As we had approached Hebron, the bus driver's son, standing before the front bus window, was suddenly framed by the appearance of one of the many settlements along the road from Bethlehem, looming behind him. It's European-style houses and sheer size made it a shocking feature on the rocky hillside. I've seen it many times before but each time it still has the same effect on me.
After meeting Adli, we took off in his car for a quick tour of the city. It is huge, the biggest in the West Bank, with over 120,000 Palestinians living in the tens of thousands of houses sprawling over the hills. With the Negev desert in the south, Hebron is cold in the winter, even the kind of winter we've been having this year, with 19° centegrade registered in Ramallah on Christmas Day.
Hebron is a conservative Islamic city, known for the violence that regularly sparks up between its settler and Palestinian residents.

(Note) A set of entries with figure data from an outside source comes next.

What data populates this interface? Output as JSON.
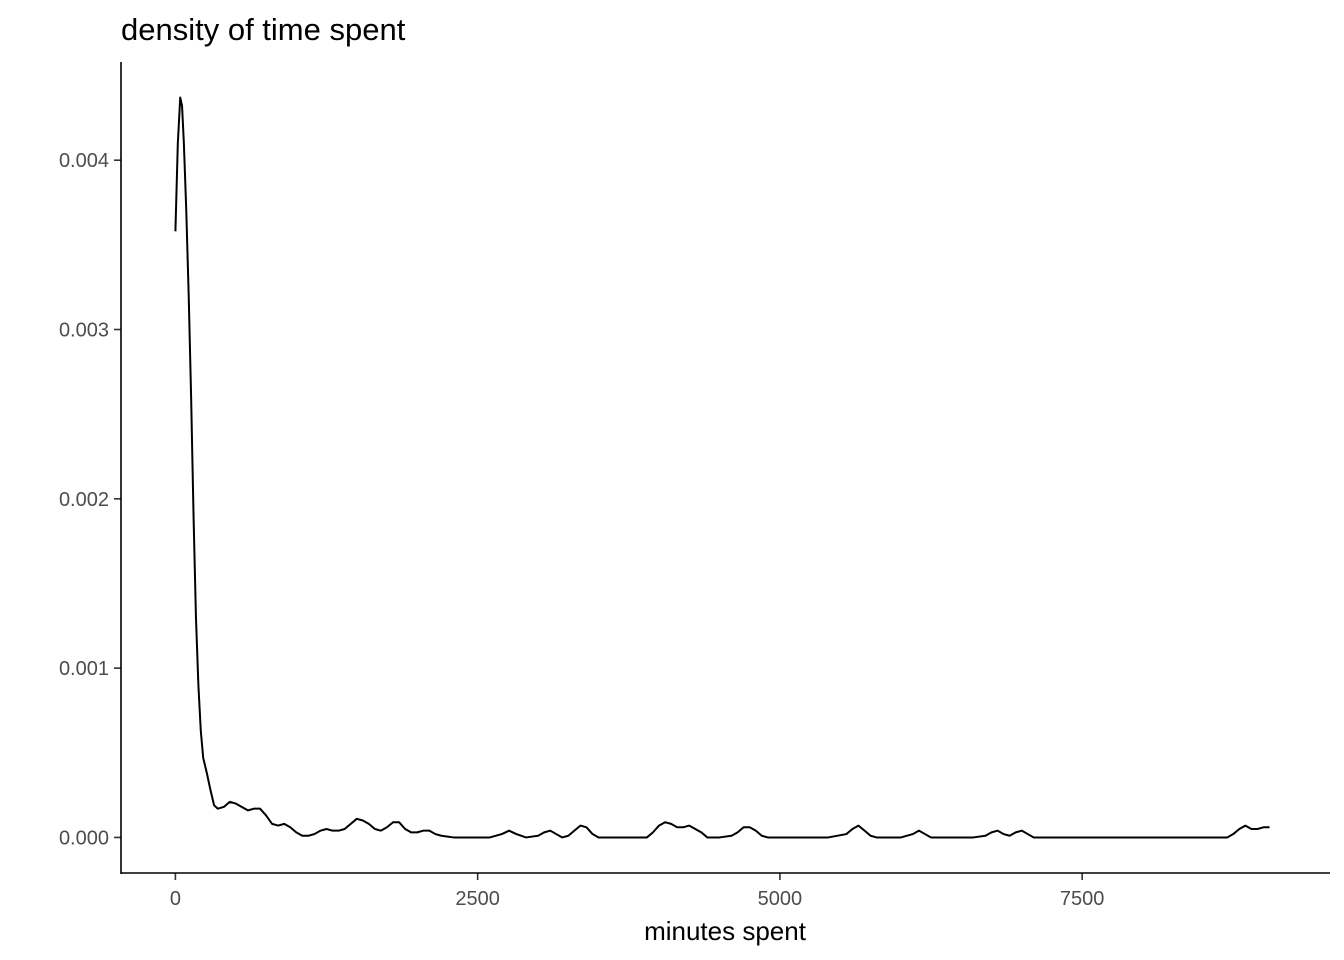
{
  "chart_data": {
    "type": "line",
    "title": "density of time spent",
    "xlabel": "minutes spent",
    "ylabel": "",
    "xlim": [
      -450,
      9550
    ],
    "ylim": [
      -0.00021,
      0.00458
    ],
    "xticks": [
      0,
      2500,
      5000,
      7500
    ],
    "xtick_labels": [
      "0",
      "2500",
      "5000",
      "7500"
    ],
    "yticks": [
      0.0,
      0.001,
      0.002,
      0.003,
      0.004
    ],
    "ytick_labels": [
      "0.000",
      "0.001",
      "0.002",
      "0.003",
      "0.004"
    ],
    "grid": false,
    "legend": "none",
    "series": [
      {
        "x": [
          0,
          20,
          40,
          55,
          70,
          90,
          110,
          130,
          150,
          170,
          190,
          210,
          230,
          260,
          290,
          320,
          350,
          400,
          450,
          500,
          550,
          600,
          650,
          700,
          750,
          800,
          850,
          900,
          950,
          1000,
          1050,
          1100,
          1150,
          1200,
          1250,
          1300,
          1350,
          1400,
          1450,
          1500,
          1550,
          1600,
          1650,
          1700,
          1750,
          1800,
          1850,
          1900,
          1950,
          2000,
          2050,
          2100,
          2150,
          2200,
          2300,
          2400,
          2500,
          2600,
          2700,
          2760,
          2820,
          2900,
          3000,
          3050,
          3100,
          3150,
          3200,
          3250,
          3300,
          3350,
          3400,
          3450,
          3500,
          3600,
          3700,
          3800,
          3900,
          3950,
          4000,
          4050,
          4100,
          4150,
          4200,
          4250,
          4300,
          4350,
          4400,
          4450,
          4500,
          4600,
          4650,
          4700,
          4750,
          4800,
          4850,
          4900,
          5000,
          5200,
          5400,
          5550,
          5600,
          5650,
          5700,
          5750,
          5800,
          5900,
          6000,
          6100,
          6150,
          6200,
          6250,
          6300,
          6400,
          6500,
          6600,
          6700,
          6750,
          6800,
          6850,
          6900,
          6950,
          7000,
          7050,
          7100,
          7200,
          7500,
          7800,
          8100,
          8400,
          8700,
          8750,
          8800,
          8850,
          8900,
          8950,
          9000,
          9050
        ],
        "values": [
          0.00358,
          0.0041,
          0.00437,
          0.00432,
          0.0041,
          0.0037,
          0.0032,
          0.0026,
          0.0019,
          0.0013,
          0.0009,
          0.00063,
          0.00047,
          0.00038,
          0.00028,
          0.00019,
          0.00017,
          0.00018,
          0.00021,
          0.0002,
          0.00018,
          0.00016,
          0.00017,
          0.00017,
          0.00013,
          8e-05,
          7e-05,
          8e-05,
          6e-05,
          3e-05,
          1e-05,
          1e-05,
          2e-05,
          4e-05,
          5e-05,
          4e-05,
          4e-05,
          5e-05,
          8e-05,
          0.00011,
          0.0001,
          8e-05,
          5e-05,
          4e-05,
          6e-05,
          9e-05,
          9e-05,
          5e-05,
          3e-05,
          3e-05,
          4e-05,
          4e-05,
          2e-05,
          1e-05,
          0.0,
          0.0,
          0.0,
          0.0,
          2e-05,
          4e-05,
          2e-05,
          0.0,
          1e-05,
          3e-05,
          4e-05,
          2e-05,
          0.0,
          1e-05,
          4e-05,
          7e-05,
          6e-05,
          2e-05,
          0.0,
          0.0,
          0.0,
          0.0,
          0.0,
          3e-05,
          7e-05,
          9e-05,
          8e-05,
          6e-05,
          6e-05,
          7e-05,
          5e-05,
          3e-05,
          0.0,
          0.0,
          0.0,
          1e-05,
          3e-05,
          6e-05,
          6e-05,
          4e-05,
          1e-05,
          0.0,
          0.0,
          0.0,
          0.0,
          2e-05,
          5e-05,
          7e-05,
          4e-05,
          1e-05,
          0.0,
          0.0,
          0.0,
          2e-05,
          4e-05,
          2e-05,
          0.0,
          0.0,
          0.0,
          0.0,
          0.0,
          1e-05,
          3e-05,
          4e-05,
          2e-05,
          1e-05,
          3e-05,
          4e-05,
          2e-05,
          0.0,
          0.0,
          0.0,
          0.0,
          0.0,
          0.0,
          0.0,
          2e-05,
          5e-05,
          7e-05,
          5e-05,
          5e-05,
          6e-05,
          6e-05
        ]
      }
    ]
  }
}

New Year's Day this year witnessed Noam Friedman, from one of the settlements north of Hebron, walk into the market and open fire on Palestinians, before being pinned down by Israeli soldiers (right). His interview with Israeli TV says it all for the stormy relations between Arab and Jew in this area:
Israeli TV: Why did you do it?
Friedman: Because Hebron always has been ours and always will be.
Israeli TV: You don't regret it?
Israeli TV: Who gave you the gun?
Friedman: The army.
Israeli TV: Are you sure you're normal?
Friedman: Yes, completely normal.
Israeli TV: Killing innocent people?
Friedman: They're not innocent. they hate the Jews.

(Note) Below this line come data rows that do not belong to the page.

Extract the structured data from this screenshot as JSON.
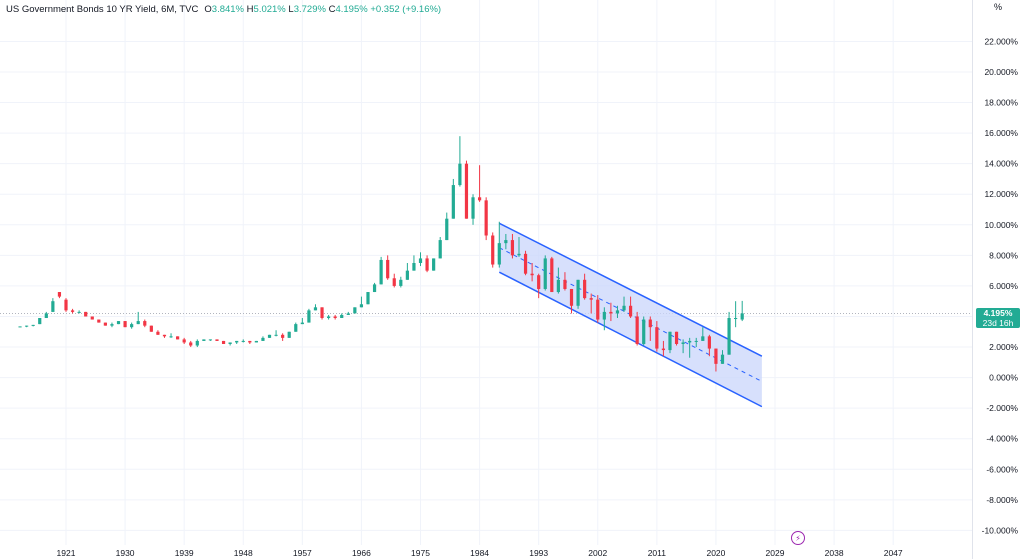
{
  "legend": {
    "symbol": "US Government Bonds 10 YR Yield, 6M, TVC",
    "open_label": "O",
    "open": "3.841%",
    "high_label": "H",
    "high": "5.021%",
    "low_label": "L",
    "low": "3.729%",
    "close_label": "C",
    "close": "4.195%",
    "change": "+0.352 (+9.16%)"
  },
  "unit": "%",
  "price_tag": {
    "value": "4.195%",
    "countdown": "23d 16h"
  },
  "colors": {
    "up": "#22ab94",
    "down": "#f23645",
    "channel": "#2962ff",
    "channel_fill": "#c9d6fb"
  },
  "icons": {
    "event": "lightning-icon"
  },
  "chart_data": {
    "type": "candlestick",
    "title": "",
    "xlabel": "",
    "ylabel": "",
    "ylim": [
      -10.5,
      23.2
    ],
    "xlim": [
      1914,
      2051
    ],
    "grid": true,
    "y_ticks": [
      "22.000%",
      "20.000%",
      "18.000%",
      "16.000%",
      "14.000%",
      "12.000%",
      "10.000%",
      "8.000%",
      "6.000%",
      "4.000%",
      "2.000%",
      "0.000%",
      "-2.000%",
      "-4.000%",
      "-6.000%",
      "-8.000%",
      "-10.000%"
    ],
    "y_tick_values": [
      22,
      20,
      18,
      16,
      14,
      12,
      10,
      8,
      6,
      4,
      2,
      0,
      -2,
      -4,
      -6,
      -8,
      -10
    ],
    "x_ticks": [
      "1921",
      "1930",
      "1939",
      "1948",
      "1957",
      "1966",
      "1975",
      "1984",
      "1993",
      "2002",
      "2011",
      "2020",
      "2029",
      "2038",
      "2047"
    ],
    "x_tick_values": [
      1921,
      1930,
      1939,
      1948,
      1957,
      1966,
      1975,
      1984,
      1993,
      2002,
      2011,
      2020,
      2029,
      2038,
      2047
    ],
    "last_price": 4.195,
    "channel": {
      "upper": [
        [
          1987,
          10.1
        ],
        [
          2027,
          1.4
        ]
      ],
      "lower": [
        [
          1987,
          6.9
        ],
        [
          2027,
          -1.9
        ]
      ],
      "mid": [
        [
          1987,
          8.5
        ],
        [
          2027,
          -0.25
        ]
      ]
    },
    "candles": [
      [
        1914,
        3.3,
        3.35,
        3.3,
        3.35
      ],
      [
        1915,
        3.35,
        3.4,
        3.3,
        3.4
      ],
      [
        1916,
        3.4,
        3.45,
        3.35,
        3.45
      ],
      [
        1917,
        3.5,
        3.9,
        3.5,
        3.9
      ],
      [
        1918,
        3.9,
        4.3,
        3.9,
        4.2
      ],
      [
        1919,
        4.3,
        5.2,
        4.3,
        5.0
      ],
      [
        1920,
        5.6,
        5.6,
        5.2,
        5.3
      ],
      [
        1921,
        5.1,
        5.2,
        4.3,
        4.4
      ],
      [
        1922,
        4.4,
        4.5,
        4.2,
        4.3
      ],
      [
        1923,
        4.3,
        4.4,
        4.2,
        4.3
      ],
      [
        1924,
        4.3,
        4.3,
        4.0,
        4.0
      ],
      [
        1925,
        4.0,
        4.0,
        3.8,
        3.8
      ],
      [
        1926,
        3.8,
        3.8,
        3.6,
        3.6
      ],
      [
        1927,
        3.6,
        3.6,
        3.4,
        3.4
      ],
      [
        1928,
        3.4,
        3.6,
        3.3,
        3.5
      ],
      [
        1929,
        3.5,
        3.7,
        3.5,
        3.7
      ],
      [
        1930,
        3.7,
        3.7,
        3.3,
        3.3
      ],
      [
        1931,
        3.3,
        3.6,
        3.2,
        3.5
      ],
      [
        1932,
        3.5,
        4.3,
        3.5,
        3.7
      ],
      [
        1933,
        3.7,
        3.8,
        3.3,
        3.4
      ],
      [
        1934,
        3.4,
        3.4,
        3.0,
        3.0
      ],
      [
        1935,
        3.0,
        3.1,
        2.8,
        2.8
      ],
      [
        1936,
        2.8,
        2.8,
        2.6,
        2.7
      ],
      [
        1937,
        2.7,
        2.9,
        2.6,
        2.7
      ],
      [
        1938,
        2.7,
        2.7,
        2.5,
        2.5
      ],
      [
        1939,
        2.5,
        2.6,
        2.2,
        2.3
      ],
      [
        1940,
        2.3,
        2.4,
        2.0,
        2.1
      ],
      [
        1941,
        2.1,
        2.5,
        2.0,
        2.4
      ],
      [
        1942,
        2.4,
        2.5,
        2.4,
        2.5
      ],
      [
        1943,
        2.5,
        2.5,
        2.4,
        2.5
      ],
      [
        1944,
        2.5,
        2.5,
        2.4,
        2.4
      ],
      [
        1945,
        2.4,
        2.4,
        2.2,
        2.2
      ],
      [
        1946,
        2.2,
        2.3,
        2.1,
        2.3
      ],
      [
        1947,
        2.3,
        2.4,
        2.2,
        2.4
      ],
      [
        1948,
        2.4,
        2.5,
        2.3,
        2.4
      ],
      [
        1949,
        2.4,
        2.4,
        2.2,
        2.3
      ],
      [
        1950,
        2.3,
        2.4,
        2.3,
        2.4
      ],
      [
        1951,
        2.4,
        2.7,
        2.4,
        2.6
      ],
      [
        1952,
        2.6,
        2.8,
        2.6,
        2.8
      ],
      [
        1953,
        2.8,
        3.1,
        2.7,
        2.8
      ],
      [
        1954,
        2.8,
        2.9,
        2.4,
        2.6
      ],
      [
        1955,
        2.6,
        3.0,
        2.6,
        3.0
      ],
      [
        1956,
        3.0,
        3.6,
        3.0,
        3.5
      ],
      [
        1957,
        3.5,
        3.9,
        3.5,
        3.6
      ],
      [
        1958,
        3.6,
        4.5,
        3.6,
        4.4
      ],
      [
        1959,
        4.4,
        4.8,
        4.4,
        4.6
      ],
      [
        1960,
        4.6,
        4.6,
        3.8,
        3.9
      ],
      [
        1961,
        3.9,
        4.1,
        3.8,
        4.0
      ],
      [
        1962,
        4.0,
        4.1,
        3.8,
        3.9
      ],
      [
        1963,
        3.9,
        4.2,
        3.9,
        4.1
      ],
      [
        1964,
        4.1,
        4.3,
        4.1,
        4.2
      ],
      [
        1965,
        4.2,
        4.6,
        4.2,
        4.6
      ],
      [
        1966,
        4.6,
        5.3,
        4.6,
        4.8
      ],
      [
        1967,
        4.8,
        5.6,
        4.8,
        5.6
      ],
      [
        1968,
        5.6,
        6.2,
        5.6,
        6.1
      ],
      [
        1969,
        6.1,
        7.9,
        6.1,
        7.7
      ],
      [
        1970,
        7.7,
        8.0,
        6.4,
        6.5
      ],
      [
        1971,
        6.5,
        6.8,
        5.9,
        6.0
      ],
      [
        1972,
        6.0,
        6.6,
        5.9,
        6.4
      ],
      [
        1973,
        6.4,
        7.5,
        6.4,
        7.0
      ],
      [
        1974,
        7.0,
        8.0,
        7.0,
        7.5
      ],
      [
        1975,
        7.5,
        8.2,
        7.3,
        7.8
      ],
      [
        1976,
        7.8,
        8.0,
        6.9,
        7.0
      ],
      [
        1977,
        7.0,
        7.8,
        7.0,
        7.8
      ],
      [
        1978,
        7.8,
        9.2,
        7.8,
        9.0
      ],
      [
        1979,
        9.0,
        10.8,
        9.0,
        10.4
      ],
      [
        1980,
        10.4,
        13.0,
        10.4,
        12.6
      ],
      [
        1981,
        12.6,
        15.8,
        12.5,
        14.0
      ],
      [
        1982,
        14.0,
        14.2,
        10.4,
        10.4
      ],
      [
        1983,
        10.4,
        12.0,
        10.0,
        11.8
      ],
      [
        1984,
        11.8,
        13.9,
        11.5,
        11.6
      ],
      [
        1985,
        11.6,
        11.8,
        9.0,
        9.3
      ],
      [
        1986,
        9.3,
        9.5,
        7.2,
        7.4
      ],
      [
        1987,
        7.4,
        10.2,
        7.2,
        8.8
      ],
      [
        1988,
        8.8,
        9.4,
        8.4,
        9.0
      ],
      [
        1989,
        9.0,
        9.4,
        7.8,
        8.0
      ],
      [
        1990,
        8.0,
        9.2,
        7.9,
        8.1
      ],
      [
        1991,
        8.1,
        8.3,
        6.7,
        6.8
      ],
      [
        1992,
        6.8,
        7.5,
        6.3,
        6.7
      ],
      [
        1993,
        6.7,
        6.8,
        5.2,
        5.8
      ],
      [
        1994,
        5.8,
        8.0,
        5.7,
        7.8
      ],
      [
        1995,
        7.8,
        7.9,
        5.6,
        5.6
      ],
      [
        1996,
        5.6,
        7.2,
        5.5,
        6.4
      ],
      [
        1997,
        6.4,
        6.9,
        5.7,
        5.8
      ],
      [
        1998,
        5.8,
        5.8,
        4.2,
        4.7
      ],
      [
        1999,
        4.7,
        6.4,
        4.5,
        6.4
      ],
      [
        2000,
        6.4,
        6.8,
        5.1,
        5.2
      ],
      [
        2001,
        5.2,
        5.5,
        4.2,
        5.1
      ],
      [
        2002,
        5.1,
        5.4,
        3.6,
        3.8
      ],
      [
        2003,
        3.8,
        4.6,
        3.1,
        4.3
      ],
      [
        2004,
        4.3,
        4.9,
        3.7,
        4.2
      ],
      [
        2005,
        4.2,
        4.7,
        3.9,
        4.4
      ],
      [
        2006,
        4.4,
        5.3,
        4.3,
        4.7
      ],
      [
        2007,
        4.7,
        5.3,
        3.9,
        4.0
      ],
      [
        2008,
        4.0,
        4.3,
        2.1,
        2.2
      ],
      [
        2009,
        2.2,
        4.0,
        2.1,
        3.8
      ],
      [
        2010,
        3.8,
        4.0,
        2.4,
        3.3
      ],
      [
        2011,
        3.3,
        3.7,
        1.7,
        1.9
      ],
      [
        2012,
        1.9,
        2.4,
        1.4,
        1.8
      ],
      [
        2013,
        1.8,
        3.0,
        1.6,
        3.0
      ],
      [
        2014,
        3.0,
        3.0,
        2.1,
        2.2
      ],
      [
        2015,
        2.2,
        2.5,
        1.6,
        2.3
      ],
      [
        2016,
        2.3,
        2.6,
        1.3,
        2.4
      ],
      [
        2017,
        2.4,
        2.6,
        2.0,
        2.4
      ],
      [
        2018,
        2.4,
        3.3,
        2.4,
        2.7
      ],
      [
        2019,
        2.7,
        2.8,
        1.4,
        1.9
      ],
      [
        2020,
        1.9,
        1.9,
        0.4,
        0.9
      ],
      [
        2021,
        0.9,
        1.8,
        0.9,
        1.5
      ],
      [
        2022,
        1.5,
        4.3,
        1.5,
        3.9
      ],
      [
        2023,
        3.9,
        5.0,
        3.3,
        3.9
      ],
      [
        2024,
        3.8,
        5.02,
        3.7,
        4.2
      ]
    ]
  }
}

Israeli TV: Children, women?
Friedman: They hate Jews.
Israeli TV: So you're not sorry?
Israeli TV: Do you think it will harm the country?

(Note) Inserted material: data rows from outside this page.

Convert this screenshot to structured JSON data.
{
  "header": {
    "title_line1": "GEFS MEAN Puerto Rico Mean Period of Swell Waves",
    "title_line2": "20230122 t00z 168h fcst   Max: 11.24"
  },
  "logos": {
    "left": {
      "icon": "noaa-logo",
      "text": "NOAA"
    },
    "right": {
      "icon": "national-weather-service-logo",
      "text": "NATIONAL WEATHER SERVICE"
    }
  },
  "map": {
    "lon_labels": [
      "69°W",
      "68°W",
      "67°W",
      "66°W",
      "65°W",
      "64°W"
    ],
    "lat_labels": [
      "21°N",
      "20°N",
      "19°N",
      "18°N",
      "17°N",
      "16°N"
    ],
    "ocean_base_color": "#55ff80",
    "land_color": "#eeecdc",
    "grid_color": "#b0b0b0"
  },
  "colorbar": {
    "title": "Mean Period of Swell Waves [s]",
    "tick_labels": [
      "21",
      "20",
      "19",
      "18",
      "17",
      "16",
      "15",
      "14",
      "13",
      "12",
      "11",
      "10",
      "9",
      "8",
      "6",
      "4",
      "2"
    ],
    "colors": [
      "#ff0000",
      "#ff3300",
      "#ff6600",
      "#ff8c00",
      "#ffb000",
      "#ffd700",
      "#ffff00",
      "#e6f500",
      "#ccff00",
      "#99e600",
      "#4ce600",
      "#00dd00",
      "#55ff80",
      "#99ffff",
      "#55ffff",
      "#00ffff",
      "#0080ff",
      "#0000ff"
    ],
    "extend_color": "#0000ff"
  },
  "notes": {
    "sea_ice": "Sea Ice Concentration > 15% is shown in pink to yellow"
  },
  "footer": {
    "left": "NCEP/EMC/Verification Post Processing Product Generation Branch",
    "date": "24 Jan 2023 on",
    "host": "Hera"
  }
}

Friedman: No, it's good for the country.
Israeli TV: But people say it will harm the Jewish settlement.
Friedman: So? They say it.
As we drove around, I couldn't help but wonder if what we were seeing was another sunset on the Israeli occupation or a new dawn of its legitimisation. The Hebron Protocol basically recognised the occupation by assenting to a "Jewish" area approximately 20% of the city's size, in which 25,000 Palestinians live. The same number of Palestinians as there are in Qalqilia, which the Israelis handed back to the Palestinians in 1995.